In practice, this is sometimes true, sometimes not. This is because some Bills carry with them a baggage of “secondary legislation” – that is, a raft of measures, given a go-ahead in principle in the Bill but awaiting the sometimes quite detailed process of drafting regulations, guidance and schedules.
The Energy Bill is one such measure. In fact such a description is rather an understatement, because if you had to describe it you might liken it to one of those buses going generally in one direction, but so overloaded with people, parcels and other goods that progress is slow and often confusing.
For the Energy Bill, which heralds the introduction of the Green Deal on energy efficiency among other things, is dripping with secondary measures. Even after the Bill to all intents and purposes is complete, it is the subject of secondary legislation, and it is going to be a race against time to get all the pieces of the jigsaw fitting together in time for the very specific autumn 2012 start date for the Green Deal.
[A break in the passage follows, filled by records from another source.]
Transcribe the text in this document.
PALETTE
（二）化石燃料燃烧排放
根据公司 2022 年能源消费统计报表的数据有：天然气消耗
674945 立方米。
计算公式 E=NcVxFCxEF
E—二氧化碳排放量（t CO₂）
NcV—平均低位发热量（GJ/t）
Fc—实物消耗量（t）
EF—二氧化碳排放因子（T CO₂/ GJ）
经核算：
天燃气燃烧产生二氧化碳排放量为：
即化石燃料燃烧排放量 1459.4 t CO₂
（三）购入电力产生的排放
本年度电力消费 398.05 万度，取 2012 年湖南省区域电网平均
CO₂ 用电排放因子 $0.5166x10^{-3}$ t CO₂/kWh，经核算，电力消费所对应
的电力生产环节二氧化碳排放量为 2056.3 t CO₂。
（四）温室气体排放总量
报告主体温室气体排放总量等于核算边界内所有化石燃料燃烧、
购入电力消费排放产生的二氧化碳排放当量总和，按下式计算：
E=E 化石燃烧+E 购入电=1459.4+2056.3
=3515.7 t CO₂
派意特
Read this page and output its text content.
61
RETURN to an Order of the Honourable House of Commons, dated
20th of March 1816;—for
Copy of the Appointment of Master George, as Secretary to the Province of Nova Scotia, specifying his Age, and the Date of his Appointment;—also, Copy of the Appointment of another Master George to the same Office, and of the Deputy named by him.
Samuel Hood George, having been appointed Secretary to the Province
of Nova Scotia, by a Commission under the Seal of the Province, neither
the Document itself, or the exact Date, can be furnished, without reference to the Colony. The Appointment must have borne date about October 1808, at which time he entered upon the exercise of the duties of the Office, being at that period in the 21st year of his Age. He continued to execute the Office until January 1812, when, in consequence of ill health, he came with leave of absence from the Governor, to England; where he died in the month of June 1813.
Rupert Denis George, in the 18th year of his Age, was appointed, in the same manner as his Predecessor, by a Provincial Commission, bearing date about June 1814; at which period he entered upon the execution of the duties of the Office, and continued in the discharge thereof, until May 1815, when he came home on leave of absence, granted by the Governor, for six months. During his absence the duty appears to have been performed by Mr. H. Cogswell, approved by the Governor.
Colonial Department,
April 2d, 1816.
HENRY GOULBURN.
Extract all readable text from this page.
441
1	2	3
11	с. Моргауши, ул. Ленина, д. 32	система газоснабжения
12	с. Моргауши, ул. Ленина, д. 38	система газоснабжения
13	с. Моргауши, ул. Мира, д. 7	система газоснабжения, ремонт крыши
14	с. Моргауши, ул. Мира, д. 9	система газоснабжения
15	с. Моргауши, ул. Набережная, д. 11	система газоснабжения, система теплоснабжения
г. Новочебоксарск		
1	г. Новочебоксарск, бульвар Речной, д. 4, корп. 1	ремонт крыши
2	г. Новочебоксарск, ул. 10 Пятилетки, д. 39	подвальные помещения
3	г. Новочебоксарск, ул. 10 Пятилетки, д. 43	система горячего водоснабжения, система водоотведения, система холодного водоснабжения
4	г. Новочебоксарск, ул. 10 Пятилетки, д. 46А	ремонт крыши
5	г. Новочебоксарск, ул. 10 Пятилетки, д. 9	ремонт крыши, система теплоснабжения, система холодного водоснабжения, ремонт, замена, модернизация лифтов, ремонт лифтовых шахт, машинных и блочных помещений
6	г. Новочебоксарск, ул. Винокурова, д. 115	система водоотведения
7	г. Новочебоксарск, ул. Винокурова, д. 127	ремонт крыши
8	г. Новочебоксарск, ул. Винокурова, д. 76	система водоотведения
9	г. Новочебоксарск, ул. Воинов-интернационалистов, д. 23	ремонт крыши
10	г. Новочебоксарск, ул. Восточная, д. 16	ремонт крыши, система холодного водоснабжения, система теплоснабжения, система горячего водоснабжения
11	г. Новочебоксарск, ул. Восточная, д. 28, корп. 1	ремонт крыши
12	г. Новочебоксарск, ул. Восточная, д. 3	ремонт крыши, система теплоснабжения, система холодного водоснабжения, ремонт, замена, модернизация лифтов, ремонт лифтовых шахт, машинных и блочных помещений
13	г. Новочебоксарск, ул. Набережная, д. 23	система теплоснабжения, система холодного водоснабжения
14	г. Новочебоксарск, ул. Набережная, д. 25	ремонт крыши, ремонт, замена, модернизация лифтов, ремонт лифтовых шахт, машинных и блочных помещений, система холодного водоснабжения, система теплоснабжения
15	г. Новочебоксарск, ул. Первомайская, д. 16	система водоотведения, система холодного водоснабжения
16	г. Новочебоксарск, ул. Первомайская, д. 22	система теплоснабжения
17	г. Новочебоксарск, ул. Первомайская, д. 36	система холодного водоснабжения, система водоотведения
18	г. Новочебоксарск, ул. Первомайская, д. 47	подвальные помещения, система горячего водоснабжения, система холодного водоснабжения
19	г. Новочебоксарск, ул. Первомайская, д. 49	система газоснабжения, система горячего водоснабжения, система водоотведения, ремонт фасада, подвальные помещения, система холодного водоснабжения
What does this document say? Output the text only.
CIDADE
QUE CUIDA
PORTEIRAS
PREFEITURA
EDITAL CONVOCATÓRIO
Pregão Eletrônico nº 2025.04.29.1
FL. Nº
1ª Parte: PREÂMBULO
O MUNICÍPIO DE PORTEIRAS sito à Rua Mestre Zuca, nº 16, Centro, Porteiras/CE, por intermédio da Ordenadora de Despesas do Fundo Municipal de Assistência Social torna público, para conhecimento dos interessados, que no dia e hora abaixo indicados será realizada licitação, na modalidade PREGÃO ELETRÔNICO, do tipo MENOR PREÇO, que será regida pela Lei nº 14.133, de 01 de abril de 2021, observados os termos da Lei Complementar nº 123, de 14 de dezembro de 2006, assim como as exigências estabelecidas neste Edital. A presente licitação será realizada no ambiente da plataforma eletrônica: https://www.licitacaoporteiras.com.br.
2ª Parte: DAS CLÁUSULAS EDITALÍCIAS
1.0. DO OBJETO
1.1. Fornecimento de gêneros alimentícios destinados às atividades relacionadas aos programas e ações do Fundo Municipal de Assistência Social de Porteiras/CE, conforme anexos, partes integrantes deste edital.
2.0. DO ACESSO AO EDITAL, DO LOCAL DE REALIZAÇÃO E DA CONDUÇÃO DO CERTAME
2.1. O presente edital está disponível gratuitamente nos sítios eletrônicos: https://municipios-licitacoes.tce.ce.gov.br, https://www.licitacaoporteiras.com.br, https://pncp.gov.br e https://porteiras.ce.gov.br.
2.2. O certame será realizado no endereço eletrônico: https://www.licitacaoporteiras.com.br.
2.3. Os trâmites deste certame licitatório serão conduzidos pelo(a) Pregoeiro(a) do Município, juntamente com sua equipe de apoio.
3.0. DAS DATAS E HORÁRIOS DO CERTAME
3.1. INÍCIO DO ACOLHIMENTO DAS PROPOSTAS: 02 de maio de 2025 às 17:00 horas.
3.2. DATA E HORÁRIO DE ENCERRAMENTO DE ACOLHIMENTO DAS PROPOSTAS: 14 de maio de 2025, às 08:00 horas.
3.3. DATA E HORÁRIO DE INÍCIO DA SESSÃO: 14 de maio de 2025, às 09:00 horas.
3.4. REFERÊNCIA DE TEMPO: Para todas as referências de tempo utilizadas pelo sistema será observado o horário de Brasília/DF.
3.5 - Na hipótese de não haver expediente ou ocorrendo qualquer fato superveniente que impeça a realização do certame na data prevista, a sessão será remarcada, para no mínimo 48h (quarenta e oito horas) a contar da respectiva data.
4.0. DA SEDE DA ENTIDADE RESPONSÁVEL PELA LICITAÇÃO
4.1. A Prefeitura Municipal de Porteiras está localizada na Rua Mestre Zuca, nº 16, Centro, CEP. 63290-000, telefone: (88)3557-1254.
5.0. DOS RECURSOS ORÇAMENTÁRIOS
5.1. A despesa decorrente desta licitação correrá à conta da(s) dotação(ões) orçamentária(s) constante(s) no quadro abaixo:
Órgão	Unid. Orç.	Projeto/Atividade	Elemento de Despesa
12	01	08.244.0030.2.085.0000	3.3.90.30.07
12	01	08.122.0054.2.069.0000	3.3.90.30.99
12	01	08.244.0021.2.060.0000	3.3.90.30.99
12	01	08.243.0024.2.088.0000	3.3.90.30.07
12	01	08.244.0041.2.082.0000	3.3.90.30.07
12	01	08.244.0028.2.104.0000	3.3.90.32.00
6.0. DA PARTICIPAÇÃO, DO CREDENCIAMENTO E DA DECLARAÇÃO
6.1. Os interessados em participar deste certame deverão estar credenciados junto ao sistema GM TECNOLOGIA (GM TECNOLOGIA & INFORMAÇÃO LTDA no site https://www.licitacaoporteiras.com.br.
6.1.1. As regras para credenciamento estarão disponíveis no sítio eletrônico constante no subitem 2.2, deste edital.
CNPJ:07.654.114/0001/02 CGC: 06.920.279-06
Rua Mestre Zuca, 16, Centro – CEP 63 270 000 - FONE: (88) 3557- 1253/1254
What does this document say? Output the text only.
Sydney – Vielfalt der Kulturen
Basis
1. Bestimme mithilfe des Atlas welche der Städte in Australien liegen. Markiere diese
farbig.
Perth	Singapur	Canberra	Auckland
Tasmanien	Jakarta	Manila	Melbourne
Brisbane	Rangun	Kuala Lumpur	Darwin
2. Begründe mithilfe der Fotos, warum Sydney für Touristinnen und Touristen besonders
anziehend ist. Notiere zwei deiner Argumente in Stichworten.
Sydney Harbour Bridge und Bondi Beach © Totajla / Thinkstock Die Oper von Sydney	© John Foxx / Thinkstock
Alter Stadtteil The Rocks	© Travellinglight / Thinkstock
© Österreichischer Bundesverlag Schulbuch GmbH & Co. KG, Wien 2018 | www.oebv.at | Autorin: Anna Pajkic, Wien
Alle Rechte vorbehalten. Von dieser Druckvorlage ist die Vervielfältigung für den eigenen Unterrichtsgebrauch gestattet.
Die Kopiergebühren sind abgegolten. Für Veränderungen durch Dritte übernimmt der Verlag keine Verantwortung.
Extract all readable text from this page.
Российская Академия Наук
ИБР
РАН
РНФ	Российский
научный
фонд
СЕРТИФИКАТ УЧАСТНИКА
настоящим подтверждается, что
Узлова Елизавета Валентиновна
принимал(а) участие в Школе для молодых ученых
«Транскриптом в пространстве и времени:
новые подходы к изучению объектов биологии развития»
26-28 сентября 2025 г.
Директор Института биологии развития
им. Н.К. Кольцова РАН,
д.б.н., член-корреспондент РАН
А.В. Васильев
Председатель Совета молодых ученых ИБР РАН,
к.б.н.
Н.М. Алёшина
But now there’s a new problem: the overloaded bus has now become firmly stuck in a pothole.
All the frenetic preparations were predicated on the queen giving royal assent to the Bill before going off to Sandringham for her holidays – and instead MPs have gone on their holidays without time being found to complete its passage, and the multitude of bits of secondary legislation are now seriously bogged down.
Whether it was News International or over-punctilious bail-law judges filling parliament’s time, the fact is that parliamentary business managers have failed to give the Bill the slots it needs to complete its passage. And, so far, there’s no sign of a slot being found in September. At that point, the Green Deal is in real trouble.